While I was thankful to see a number of students take the opportunity to come to my office hour to talk about their essays, I quickly saw that I was answering the same questions over and over again. My initial concern had been that the students would ask specific questions on certain articles or works that I was unfamiliar with and would therefore not be able to answer. Thankfully, this scenario didn’t arise. Instead, most questions were to do with the format rather than the content of the essay. Questions, repeated again and again included: How long should the introduction be? How many paragraphs should there be? How many references should I have? For each question they posed they readily gave their own suggestion which had the backing of their ‘fríend’. For example, a familiar story was that ‘a friend of a friend had said that tutor X had informed him that the introduction should always be Y number of words long.’
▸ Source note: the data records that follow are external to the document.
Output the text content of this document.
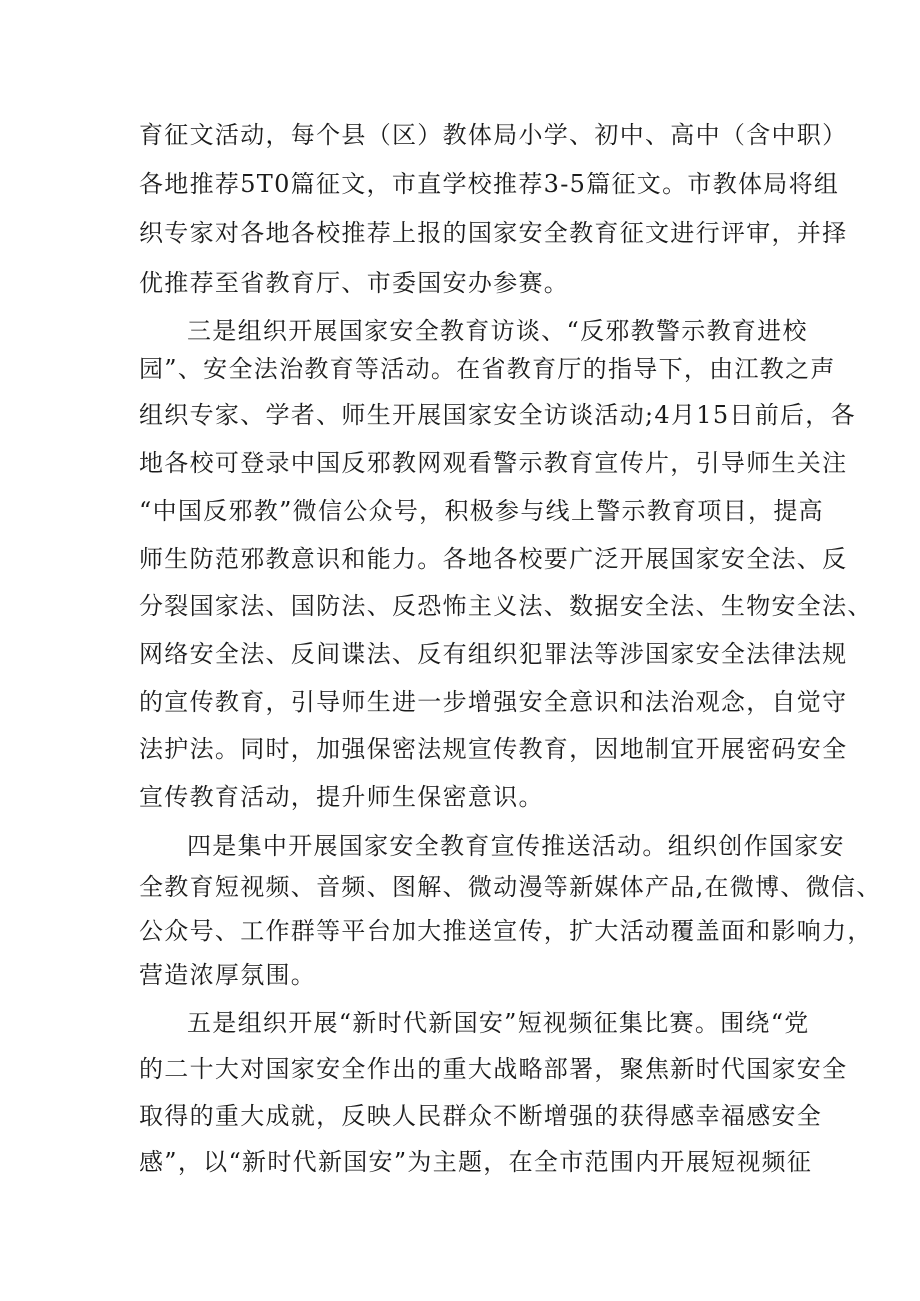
育征文活动，每个县（区）教体局小学、初中、高中（含中职）
各地推荐5T0篇征文，市直学校推荐3-5篇征文。市教体局将组
织专家对各地各校推荐上报的国家安全教育征文进行评审，并择
优推荐至省教育厅、市委国安办参赛。
三是组织开展国家安全教育访谈、“反邪教警示教育进校
园”、安全法治教育等活动。在省教育厅的指导下，由江教之声
组织专家、学者、师生开展国家安全访谈活动;4月15日前后，各
地各校可登录中国反邪教网观看警示教育宣传片，引导师生关注
“中国反邪教”微信公众号，积极参与线上警示教育项目，提高
师生防范邪教意识和能力。各地各校要广泛开展国家安全法、反
分裂国家法、国防法、反恐怖主义法、数据安全法、生物安全法、
网络安全法、反间谍法、反有组织犯罪法等涉国家安全法律法规
的宣传教育，引导师生进一步增强安全意识和法治观念，自觉守
法护法。同时，加强保密法规宣传教育，因地制宜开展密码安全
宣传教育活动，提升师生保密意识。
四是集中开展国家安全教育宣传推送活动。组织创作国家安
全教育短视频、音频、图解、微动漫等新媒体产品,在微博、微信、
公众号、工作群等平台加大推送宣传，扩大活动覆盖面和影响力，
营造浓厚氛围。
五是组织开展“新时代新国安”短视频征集比赛。围绕“党
的二十大对国家安全作出的重大战略部署，聚焦新时代国家安全
取得的重大成就，反映人民群众不断增强的获得感幸福感安全
感”，以“新时代新国安”为主题，在全市范围内开展短视频征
Besides recognising the dangers of the rumour mill, I could see that the students were asking for an exact, essay formula to help them succeed. While I was able to dismiss the somewhat more extravagant rumours and point the students in the right direction, I found myself recanting the same advice that I heard time and time again in my first year: ‘There is no definitive answer’. Despite the pressure for me to give them the ‘correct’ answer, I instead focused on explaining that while each tutor may have a preference, it is the structure, argument and evidence that will secure them top marks.
It wasn’t only the students who had lots of questions. When it came to actually marking the essays I felt myself to be in a similar position to them, as I was dealing with the unknown. Far from being an expert on the variety of topics encompassed by the module, I questioned whether I was even capable of marking these essays. How would I know what grades to give? Would I be too lenient or too harsh with my marking?
To be honest even after the experience I’m not sure I know the answers to these questions. However, the three top tips that helped guide me through this first experience of marking essays were:
- Have the marking criteria set out in front of you at all times.
- Talk to your peers and if still in doubt don’t be afraid to talk to the module convenor.
- Be strict with the time you spend on each essay.
I decided to group the essays into topics, which proved helpful for making comparisons. However, I still spent ages at the start poring over the essays, reading them a number of times in an attempt to understand what they had said, and what mark to give them. Some essays marks were fairly obvious, others were trickier. However, having the marking guidance set out in front of me at all times and with the key bullet points for each grade underlined, helped me work out the differences between the marks. As I read more of the essays, each being of different quality, and thought about feedback, I realised that I did have an understanding of what makes a good and bad essay. While marking schemes help to an extent, having faith in your own judgement is essential. My confidence was reinforced when I spoke to my peers, realising that we were dealing with same issues and giving the same marks. In a case where I was really struggling with one mark, I decided to go to the module convenor to discuss it. They agreed with the mark I had given and the way in which I had approached the task. This experience gave me faith in my own ability and helped me to be stricter with the time I was spending marking the essays.
I have been assured that marking gets easier and quicker in time. What is certain is that in marking their first assignment the learning curve was just as big for me as it was for my students.